Pacha, the Asia outpost of the famed Spanish nightclub and electronic dance music pioneers, fitted the bill. Pacha’s location in Studio City is across from the Sheraton Grand, where Check Point’s main conference and gala was being held.
The organisers wanted a chic venue that could easily accommodate 800 delegates for a 2½ hour cocktail party with food, entertainment and a talent-show-style contest between sales teams delivering an “elevator pitch” on the dancefloor.
Bruno Santos, Pacha’s manager, said that organisers had initially requested canapés only as part of the F&B, but he advised the addition of a buffet arrangement as the primary food feature of the event. This would ensure better access to food stations, including the client’s requirement for a gluten-free section, and that last-minute requests for vegan options were met.

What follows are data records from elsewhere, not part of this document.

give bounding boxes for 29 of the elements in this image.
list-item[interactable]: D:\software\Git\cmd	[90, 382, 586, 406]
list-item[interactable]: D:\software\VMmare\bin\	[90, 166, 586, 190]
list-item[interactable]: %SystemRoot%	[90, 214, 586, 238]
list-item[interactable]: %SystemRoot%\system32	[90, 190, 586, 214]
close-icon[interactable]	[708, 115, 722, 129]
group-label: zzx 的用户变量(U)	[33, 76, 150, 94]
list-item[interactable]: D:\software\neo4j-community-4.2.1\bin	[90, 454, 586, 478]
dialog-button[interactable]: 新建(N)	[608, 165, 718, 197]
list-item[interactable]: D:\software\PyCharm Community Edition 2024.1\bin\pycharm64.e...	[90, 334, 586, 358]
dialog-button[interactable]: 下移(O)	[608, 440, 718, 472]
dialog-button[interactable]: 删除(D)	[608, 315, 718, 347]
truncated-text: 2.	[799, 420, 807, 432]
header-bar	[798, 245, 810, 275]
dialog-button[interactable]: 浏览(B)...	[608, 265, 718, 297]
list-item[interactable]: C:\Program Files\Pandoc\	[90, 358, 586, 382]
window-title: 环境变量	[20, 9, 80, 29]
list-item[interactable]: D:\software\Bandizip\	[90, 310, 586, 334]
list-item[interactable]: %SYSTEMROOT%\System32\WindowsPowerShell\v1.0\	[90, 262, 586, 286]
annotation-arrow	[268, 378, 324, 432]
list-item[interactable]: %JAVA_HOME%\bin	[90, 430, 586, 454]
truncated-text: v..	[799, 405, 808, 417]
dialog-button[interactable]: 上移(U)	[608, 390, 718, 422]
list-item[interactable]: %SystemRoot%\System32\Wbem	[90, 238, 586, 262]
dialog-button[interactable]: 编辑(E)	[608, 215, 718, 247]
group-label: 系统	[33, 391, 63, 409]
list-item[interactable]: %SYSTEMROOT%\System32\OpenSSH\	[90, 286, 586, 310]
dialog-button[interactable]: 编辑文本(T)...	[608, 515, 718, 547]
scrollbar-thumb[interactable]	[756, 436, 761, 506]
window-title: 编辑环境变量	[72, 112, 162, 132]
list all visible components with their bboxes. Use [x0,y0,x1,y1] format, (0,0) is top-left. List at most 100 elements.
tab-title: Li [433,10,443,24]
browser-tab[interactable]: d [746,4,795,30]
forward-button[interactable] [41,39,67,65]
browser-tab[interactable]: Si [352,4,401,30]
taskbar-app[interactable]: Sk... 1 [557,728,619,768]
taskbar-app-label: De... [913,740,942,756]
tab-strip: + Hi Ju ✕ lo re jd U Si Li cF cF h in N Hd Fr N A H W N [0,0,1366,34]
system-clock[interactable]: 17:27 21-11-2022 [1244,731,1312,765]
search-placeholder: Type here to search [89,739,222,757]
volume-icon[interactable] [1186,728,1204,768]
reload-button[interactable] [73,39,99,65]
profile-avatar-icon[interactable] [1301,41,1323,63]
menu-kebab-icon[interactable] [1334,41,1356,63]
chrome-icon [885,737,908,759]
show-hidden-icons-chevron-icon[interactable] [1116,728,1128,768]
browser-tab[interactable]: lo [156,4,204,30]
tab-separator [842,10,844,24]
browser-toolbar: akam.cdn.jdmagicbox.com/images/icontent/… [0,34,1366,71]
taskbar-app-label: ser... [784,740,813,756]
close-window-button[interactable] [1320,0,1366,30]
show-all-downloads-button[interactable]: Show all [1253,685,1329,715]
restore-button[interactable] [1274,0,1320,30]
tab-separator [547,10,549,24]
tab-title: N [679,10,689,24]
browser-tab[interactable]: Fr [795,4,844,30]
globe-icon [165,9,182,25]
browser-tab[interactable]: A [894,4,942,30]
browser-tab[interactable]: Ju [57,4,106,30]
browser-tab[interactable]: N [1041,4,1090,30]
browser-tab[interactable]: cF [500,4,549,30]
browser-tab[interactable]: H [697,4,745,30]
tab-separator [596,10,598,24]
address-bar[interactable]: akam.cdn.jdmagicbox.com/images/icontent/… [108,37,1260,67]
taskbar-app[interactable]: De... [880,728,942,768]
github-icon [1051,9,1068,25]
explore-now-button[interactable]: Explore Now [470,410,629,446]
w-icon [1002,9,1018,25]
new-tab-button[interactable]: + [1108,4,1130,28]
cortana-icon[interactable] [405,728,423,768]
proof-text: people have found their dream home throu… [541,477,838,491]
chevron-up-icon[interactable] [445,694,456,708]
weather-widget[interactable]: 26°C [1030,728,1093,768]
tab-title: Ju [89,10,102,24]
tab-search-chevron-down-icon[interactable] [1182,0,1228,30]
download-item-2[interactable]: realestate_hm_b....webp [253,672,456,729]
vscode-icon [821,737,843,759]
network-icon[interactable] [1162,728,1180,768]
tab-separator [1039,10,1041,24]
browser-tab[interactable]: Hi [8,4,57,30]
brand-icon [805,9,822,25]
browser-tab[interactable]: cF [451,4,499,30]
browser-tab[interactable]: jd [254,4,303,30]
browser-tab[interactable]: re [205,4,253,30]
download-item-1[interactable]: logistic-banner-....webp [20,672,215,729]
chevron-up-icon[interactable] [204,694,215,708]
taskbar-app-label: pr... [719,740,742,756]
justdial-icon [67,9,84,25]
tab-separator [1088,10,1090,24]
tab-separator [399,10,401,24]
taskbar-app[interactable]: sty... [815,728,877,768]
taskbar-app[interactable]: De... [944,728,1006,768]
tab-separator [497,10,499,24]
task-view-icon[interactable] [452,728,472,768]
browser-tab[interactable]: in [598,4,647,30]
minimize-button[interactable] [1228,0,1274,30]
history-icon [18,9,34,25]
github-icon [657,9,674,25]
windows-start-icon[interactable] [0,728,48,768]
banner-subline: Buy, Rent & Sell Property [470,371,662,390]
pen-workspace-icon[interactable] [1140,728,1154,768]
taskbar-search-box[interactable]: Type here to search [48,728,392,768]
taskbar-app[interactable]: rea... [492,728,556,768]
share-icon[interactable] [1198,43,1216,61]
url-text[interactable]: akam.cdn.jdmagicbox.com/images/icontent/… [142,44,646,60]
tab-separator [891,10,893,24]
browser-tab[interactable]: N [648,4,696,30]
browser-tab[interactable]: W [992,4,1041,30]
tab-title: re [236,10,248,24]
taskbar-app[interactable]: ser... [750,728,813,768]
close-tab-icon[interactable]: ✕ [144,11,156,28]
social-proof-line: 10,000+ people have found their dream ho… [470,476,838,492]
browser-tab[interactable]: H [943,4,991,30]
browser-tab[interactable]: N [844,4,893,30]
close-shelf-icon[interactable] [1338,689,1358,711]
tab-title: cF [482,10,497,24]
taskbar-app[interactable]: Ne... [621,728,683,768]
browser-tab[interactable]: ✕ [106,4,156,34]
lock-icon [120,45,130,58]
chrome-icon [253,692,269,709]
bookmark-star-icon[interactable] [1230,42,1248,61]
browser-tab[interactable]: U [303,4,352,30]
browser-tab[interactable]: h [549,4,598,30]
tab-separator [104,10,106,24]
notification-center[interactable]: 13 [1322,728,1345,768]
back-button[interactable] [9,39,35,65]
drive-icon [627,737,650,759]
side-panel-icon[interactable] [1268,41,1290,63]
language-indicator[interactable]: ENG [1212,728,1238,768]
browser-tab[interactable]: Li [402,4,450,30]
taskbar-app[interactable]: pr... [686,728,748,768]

Pacha’s outdoor area with six cabanas was also in use. This facility is now being branded as “El Cielo”, the Spanish phrase for the sky, and available for group hire. “The event shows how a good nightclub can handle MICE groups and makes a good change from a ballroom,” says Santos. “People are more likely to be relaxed and get to know each other this way rather than sat at banquet tables.”
DOC DMC’s Bruno Simoes added: “We easily walked people from the Sheraton, where the group was staying. With a big group this means peace of mind, because transferring 800 people would mean 20 buses, and that would’ve been a lot tougher.”
The Eiffel on Cotai
A half-size replica of France’sforemost landmark now stands for all to see outside the latest property set to open on Cotai Strip. Macau’s own Eiffel Tower, which in May was undergoing tests for lighting displays, is already drawing tourist footfall and “selfie” opportunity seekers.
The structure – about 35 storeys high – in the front grounds of The Parisian will see Sands Macao’s prowess at the type of street entertainment enjoyed at The Venetian being adapted to give a flavour of France, a country that has been fascinating an increasing number of Chinese travellers.
If the tower has the wow-factor, so too does the property’s meeting facilities and potential ideas for meeting and incentive planners, according to Ruth Boston, Sands China’s vice president of destination marketing and sales.
“With the Cotai Arena, colourful Streetmosphere entertainment as well as world-class production facilities, we can stage spectacular events, large or small,” says Boston.
“Incentive guests will enjoy new shopping and cafe precincts, international shows at The Parisian Theatre and relaxing at the Aqua World pool deck,” she says, adding that the Parisian ballroom will accommodate 2,500 for plenaries and gala dinners.
The Parisian will be linked by walkways to the rest of the Sands Resorts Cotai Strip Macao, which has a total of 850 shops, over 125 restaurants, about 186,000 sqm of meeting and exhibition space, three theatres and the Cotai Arena.